OBSERVATIONS ON THE DEPOSITION OF THOROTRAST IN RAT TISSUES

DAVID J. SIMMONS Ph.D.1, HELEN CUMMINS 1, and EDWIN NIRDLINGER 2

1 Radiological Physics Division
2 From the Argonne National Laboratory, Argonne, Illinois

Young growing rats were injected intravenously (tail vein) with colloidal thorium dioxide (thorotrast, 0.4-0.75 ml.) and the disposition of the material in the body was traced at various times after injection by autoradiographic techniques.
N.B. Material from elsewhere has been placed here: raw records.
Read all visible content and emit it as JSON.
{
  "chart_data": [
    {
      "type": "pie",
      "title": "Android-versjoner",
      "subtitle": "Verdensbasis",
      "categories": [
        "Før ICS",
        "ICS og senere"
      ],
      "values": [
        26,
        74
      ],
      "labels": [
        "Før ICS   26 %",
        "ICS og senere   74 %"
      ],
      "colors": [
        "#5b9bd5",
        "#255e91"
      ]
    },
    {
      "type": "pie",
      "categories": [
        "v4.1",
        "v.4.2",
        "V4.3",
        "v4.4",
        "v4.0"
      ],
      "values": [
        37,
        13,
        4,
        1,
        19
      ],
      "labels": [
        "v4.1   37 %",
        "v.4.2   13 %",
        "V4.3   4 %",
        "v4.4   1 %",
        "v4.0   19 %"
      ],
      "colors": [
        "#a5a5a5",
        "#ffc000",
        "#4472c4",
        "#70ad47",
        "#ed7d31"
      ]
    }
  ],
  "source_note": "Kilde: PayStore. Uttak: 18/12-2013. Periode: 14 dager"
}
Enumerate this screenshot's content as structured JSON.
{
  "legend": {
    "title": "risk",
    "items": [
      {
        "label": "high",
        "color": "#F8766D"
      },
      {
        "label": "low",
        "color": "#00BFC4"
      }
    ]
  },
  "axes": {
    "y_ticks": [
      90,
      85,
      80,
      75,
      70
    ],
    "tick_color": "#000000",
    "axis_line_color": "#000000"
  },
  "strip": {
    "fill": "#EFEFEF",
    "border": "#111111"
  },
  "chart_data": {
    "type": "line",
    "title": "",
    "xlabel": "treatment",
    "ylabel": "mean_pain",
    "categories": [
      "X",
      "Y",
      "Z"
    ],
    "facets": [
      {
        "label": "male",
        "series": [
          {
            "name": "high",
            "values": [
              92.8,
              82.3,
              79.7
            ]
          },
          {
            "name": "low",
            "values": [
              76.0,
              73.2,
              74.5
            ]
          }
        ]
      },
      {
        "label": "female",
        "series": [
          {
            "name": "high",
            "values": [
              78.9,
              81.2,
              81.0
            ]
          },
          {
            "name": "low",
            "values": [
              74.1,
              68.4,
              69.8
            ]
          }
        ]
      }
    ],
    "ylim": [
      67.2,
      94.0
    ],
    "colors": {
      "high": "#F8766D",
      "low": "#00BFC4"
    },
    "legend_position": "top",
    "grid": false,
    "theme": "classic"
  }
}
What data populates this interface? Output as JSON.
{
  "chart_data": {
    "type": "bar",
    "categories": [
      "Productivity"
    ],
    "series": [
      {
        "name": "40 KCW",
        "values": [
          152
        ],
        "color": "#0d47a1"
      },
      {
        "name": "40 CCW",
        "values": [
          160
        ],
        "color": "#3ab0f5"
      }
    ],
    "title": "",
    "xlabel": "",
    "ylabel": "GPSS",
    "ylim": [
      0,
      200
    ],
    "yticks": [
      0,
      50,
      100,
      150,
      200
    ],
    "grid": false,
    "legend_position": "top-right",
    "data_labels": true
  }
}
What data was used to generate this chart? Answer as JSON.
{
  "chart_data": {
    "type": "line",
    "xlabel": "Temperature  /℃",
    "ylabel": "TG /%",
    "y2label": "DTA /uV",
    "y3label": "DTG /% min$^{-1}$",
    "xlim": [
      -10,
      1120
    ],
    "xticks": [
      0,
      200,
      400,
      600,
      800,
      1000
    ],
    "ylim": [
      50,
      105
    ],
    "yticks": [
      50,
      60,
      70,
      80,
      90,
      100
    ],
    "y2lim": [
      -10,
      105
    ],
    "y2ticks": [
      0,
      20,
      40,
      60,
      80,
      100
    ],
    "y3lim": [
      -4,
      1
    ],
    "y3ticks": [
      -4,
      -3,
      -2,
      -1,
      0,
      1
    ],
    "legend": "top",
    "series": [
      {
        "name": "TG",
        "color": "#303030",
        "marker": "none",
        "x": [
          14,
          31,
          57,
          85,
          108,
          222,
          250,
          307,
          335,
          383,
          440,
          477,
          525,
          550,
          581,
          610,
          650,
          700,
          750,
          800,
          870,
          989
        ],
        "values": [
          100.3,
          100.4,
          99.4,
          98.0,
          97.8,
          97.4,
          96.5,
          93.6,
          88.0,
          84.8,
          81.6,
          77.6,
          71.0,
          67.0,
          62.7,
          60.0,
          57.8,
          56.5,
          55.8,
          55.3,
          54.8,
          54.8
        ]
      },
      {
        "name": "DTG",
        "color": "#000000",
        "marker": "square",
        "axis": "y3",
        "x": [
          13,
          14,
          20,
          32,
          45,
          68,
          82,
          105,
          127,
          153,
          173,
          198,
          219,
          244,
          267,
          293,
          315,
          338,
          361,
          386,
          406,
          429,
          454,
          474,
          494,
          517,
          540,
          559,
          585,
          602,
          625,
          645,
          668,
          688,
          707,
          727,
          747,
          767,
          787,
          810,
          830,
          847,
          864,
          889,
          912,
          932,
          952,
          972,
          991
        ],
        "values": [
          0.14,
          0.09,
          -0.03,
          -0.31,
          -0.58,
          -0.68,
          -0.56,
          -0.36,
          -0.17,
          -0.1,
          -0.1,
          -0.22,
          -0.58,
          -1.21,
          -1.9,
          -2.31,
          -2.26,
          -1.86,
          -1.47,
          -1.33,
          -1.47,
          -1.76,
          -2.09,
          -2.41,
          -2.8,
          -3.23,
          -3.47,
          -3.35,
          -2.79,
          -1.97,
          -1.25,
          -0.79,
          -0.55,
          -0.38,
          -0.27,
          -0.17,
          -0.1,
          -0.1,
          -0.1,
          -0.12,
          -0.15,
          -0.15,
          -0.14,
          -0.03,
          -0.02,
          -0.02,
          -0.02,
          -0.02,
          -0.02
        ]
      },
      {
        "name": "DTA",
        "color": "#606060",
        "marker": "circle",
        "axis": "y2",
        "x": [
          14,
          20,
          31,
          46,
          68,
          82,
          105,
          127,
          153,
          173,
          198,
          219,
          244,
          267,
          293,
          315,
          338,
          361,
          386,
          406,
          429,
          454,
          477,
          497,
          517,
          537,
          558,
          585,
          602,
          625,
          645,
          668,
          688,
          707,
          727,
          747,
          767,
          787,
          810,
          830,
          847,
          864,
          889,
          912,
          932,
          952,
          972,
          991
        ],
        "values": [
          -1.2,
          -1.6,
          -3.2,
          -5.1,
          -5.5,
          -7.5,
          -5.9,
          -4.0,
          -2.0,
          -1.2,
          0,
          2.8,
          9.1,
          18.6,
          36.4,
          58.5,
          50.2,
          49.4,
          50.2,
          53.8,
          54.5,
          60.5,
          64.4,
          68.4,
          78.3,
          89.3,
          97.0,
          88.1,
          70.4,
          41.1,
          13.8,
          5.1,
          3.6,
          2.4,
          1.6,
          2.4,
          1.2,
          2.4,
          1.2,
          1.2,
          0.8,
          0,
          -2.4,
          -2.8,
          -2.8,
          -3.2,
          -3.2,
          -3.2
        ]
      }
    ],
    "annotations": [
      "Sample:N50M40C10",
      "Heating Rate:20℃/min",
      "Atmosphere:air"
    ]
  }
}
In bone, the injected material was filtered from the blood and sequestered by macrophages in the marrow and intertrabecular regions. The distribution of these cells was nonuniform, and the autoradiographic pattern seemed to reflect growth processes. In the metaphysis of the long bone, the labeled cells (in fixed macrophages?) formed a band of high activity which became further removed from the epiphyseal cartilages with time, due to continued endochondral ossification. The rate at which the bones of the thorotrast-treated rats grew in length was normal. Nevertheless, irregular foci of endochondral bone formation were observed due to the formation of plugs of degenerate cartilage in the growth cartilages during the first 6 weeks, and focal hypertrophy of endosteal bone occurred by 12 months. The etiology of the histologic change is obscure.